I can see two potential avenues to resolve this:

1.  Persuade UC to change (or remove) the trigger point for TPDs to kick in for claimants living in specified accommodation. 
Point 5 of FOI request VTR 5655 confirms that DWP are able to review and amend the ‘2 month arrears’ trigger point within the guidance with no requirement to amend the legislation:
“We have tried to simplify the regulations relating to third party deductions in Universal Credit. Therefore some rules that are in the legacy benefits’ legislation are only covered in guidance for Universal Credit. The “triggers” for the various deduction items is one of the rules that we decided it was better to include in guidance, so that we can easily change them if we find they are not set at the right level.  Currently in Universal Credit, the trigger for a rent arrears deduction is that arrears have accrued of an amount equal to 2 months’ rent. We have set it at that rate because that is when landlords can automatically commence eviction proceedings. If we identify that this trigger is not protecting claimants from being made homeless, which is what it is set up to do, then we will review the policy and amend the trigger if necessary.”

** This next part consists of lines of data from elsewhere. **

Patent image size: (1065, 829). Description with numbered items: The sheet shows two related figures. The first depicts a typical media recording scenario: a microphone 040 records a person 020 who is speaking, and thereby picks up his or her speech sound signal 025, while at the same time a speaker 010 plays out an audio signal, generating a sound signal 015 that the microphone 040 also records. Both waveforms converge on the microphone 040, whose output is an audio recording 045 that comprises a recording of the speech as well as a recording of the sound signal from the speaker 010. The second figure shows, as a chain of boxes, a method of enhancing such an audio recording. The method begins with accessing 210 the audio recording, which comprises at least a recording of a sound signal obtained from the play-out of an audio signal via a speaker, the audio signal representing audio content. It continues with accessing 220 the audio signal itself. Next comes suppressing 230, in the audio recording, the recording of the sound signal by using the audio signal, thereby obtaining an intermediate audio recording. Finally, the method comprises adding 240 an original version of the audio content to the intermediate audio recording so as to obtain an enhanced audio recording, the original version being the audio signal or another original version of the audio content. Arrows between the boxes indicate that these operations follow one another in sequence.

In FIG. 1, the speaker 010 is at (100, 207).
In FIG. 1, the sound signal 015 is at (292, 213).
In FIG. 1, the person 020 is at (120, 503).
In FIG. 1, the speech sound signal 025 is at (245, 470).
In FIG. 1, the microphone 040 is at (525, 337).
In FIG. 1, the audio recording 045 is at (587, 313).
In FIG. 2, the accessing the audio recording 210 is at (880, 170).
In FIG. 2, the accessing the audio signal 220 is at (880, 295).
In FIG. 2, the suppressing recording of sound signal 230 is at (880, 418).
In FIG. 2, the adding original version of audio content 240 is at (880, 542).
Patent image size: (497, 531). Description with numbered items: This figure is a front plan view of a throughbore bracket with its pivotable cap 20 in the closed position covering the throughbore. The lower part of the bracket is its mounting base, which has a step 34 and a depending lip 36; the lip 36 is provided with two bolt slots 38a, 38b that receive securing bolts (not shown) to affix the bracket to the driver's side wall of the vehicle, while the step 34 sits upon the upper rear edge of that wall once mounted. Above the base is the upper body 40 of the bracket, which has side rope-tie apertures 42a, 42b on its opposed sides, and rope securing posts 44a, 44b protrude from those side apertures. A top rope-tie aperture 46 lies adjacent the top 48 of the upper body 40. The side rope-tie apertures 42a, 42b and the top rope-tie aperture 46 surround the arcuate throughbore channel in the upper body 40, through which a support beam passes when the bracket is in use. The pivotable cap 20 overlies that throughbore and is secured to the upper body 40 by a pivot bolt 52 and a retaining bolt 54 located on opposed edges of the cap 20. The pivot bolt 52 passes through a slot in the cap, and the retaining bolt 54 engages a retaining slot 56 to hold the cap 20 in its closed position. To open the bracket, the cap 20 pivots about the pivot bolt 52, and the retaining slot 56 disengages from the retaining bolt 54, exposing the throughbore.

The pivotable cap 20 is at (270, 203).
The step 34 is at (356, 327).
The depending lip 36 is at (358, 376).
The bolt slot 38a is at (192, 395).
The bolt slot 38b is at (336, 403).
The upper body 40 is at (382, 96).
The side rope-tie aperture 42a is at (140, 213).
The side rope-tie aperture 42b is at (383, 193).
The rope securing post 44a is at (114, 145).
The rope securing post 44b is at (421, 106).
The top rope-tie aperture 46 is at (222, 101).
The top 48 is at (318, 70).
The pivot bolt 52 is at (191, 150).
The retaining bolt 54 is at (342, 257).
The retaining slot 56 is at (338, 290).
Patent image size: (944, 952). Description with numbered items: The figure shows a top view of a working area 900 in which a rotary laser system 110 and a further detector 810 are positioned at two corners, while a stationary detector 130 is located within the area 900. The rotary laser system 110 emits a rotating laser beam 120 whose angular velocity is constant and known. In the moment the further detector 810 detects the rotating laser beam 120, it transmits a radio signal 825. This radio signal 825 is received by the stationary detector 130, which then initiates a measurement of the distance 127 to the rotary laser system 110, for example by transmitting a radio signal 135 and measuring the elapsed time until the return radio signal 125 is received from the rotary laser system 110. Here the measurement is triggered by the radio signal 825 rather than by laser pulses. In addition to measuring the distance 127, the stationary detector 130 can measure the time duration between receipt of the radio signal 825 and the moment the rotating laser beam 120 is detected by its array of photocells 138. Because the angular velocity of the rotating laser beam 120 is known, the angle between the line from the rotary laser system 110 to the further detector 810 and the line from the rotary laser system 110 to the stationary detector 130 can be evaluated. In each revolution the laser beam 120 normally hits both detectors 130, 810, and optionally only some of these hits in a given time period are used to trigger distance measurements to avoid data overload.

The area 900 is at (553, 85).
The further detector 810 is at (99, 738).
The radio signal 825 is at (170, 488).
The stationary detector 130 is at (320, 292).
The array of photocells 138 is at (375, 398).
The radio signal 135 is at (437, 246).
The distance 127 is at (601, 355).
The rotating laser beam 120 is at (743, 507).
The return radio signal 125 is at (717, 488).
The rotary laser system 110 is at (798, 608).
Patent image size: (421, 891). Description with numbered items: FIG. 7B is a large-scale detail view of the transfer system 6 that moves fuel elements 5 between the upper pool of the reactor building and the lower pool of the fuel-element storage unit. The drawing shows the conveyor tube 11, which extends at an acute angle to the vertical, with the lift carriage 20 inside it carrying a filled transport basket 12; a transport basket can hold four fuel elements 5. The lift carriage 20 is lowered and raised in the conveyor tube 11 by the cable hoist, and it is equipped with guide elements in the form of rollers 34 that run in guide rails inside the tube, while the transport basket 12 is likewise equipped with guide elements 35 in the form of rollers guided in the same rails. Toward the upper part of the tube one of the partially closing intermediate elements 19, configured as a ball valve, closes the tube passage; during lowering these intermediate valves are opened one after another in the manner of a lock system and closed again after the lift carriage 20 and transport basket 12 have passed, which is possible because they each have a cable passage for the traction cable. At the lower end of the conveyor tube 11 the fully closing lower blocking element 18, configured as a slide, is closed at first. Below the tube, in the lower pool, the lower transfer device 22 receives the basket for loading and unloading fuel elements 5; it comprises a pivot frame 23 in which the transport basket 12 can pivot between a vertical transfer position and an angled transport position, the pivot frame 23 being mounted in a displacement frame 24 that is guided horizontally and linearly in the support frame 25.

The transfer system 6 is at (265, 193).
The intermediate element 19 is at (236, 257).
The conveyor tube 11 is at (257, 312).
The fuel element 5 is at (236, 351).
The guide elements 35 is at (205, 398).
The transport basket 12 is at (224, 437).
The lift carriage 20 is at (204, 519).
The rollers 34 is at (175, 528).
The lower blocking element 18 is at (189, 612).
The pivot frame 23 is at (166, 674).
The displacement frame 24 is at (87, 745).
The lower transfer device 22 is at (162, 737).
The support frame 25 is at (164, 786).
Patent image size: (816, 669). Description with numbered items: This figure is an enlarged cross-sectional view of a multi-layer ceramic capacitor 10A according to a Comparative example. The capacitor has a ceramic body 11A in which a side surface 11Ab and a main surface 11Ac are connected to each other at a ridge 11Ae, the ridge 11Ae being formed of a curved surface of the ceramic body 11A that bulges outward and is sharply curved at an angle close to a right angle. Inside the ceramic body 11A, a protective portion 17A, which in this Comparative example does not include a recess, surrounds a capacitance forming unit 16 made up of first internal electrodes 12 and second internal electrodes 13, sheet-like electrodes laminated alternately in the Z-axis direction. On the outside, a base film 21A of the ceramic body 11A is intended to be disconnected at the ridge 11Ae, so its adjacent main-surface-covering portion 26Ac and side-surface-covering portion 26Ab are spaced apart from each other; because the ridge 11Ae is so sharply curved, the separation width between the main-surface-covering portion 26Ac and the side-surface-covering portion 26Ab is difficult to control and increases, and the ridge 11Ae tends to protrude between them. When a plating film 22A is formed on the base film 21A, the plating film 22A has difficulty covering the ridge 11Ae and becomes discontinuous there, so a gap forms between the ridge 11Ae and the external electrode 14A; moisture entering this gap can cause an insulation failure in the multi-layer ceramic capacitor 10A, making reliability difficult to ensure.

Given the above, it would seem to be sensible for the triggers to be pulled in (or no trigger required) for residents living in specified accommodation. This could be done without the need for a change in regulations.


2. Persuade UC to use Regulation 58 of the ‘Universal Credit, Personal Independence Payment, Jobseeker’s Allowance and Employment and Support Allowance (Claims and Payments) Regulations 2013’ (see below).  This allows for some or all of a claimant’s Universal Credit award to be paid direct to a third party, such as a landlord/hostel provider, if it is in the best interests of the claimant and their family to do so. This would be in the form of an alternative payment arrangement, rather than a third party deduction:
“Payment to another person on the claimant’s behalf
The Secretary of State may direct that universal credit be paid wholly or in part to another person on the claimant’s behalf if this appears to the Secretary of State necessary to protect the interests of–
(a) the claimant;
(b) their partner;
(c) a child or qualifying young person for whom the claimant or their partner or both are responsible”

I think it could be argued that it is in the best interests of the claimant if they are living in specified accommodation.

I understand APA can’t usually be paid where there is no housing element within the UC claim (as will be the case in specified accommodation).  But wouldn’t the above over-ride this?

Anyone agree?  Any tips how best to approach this?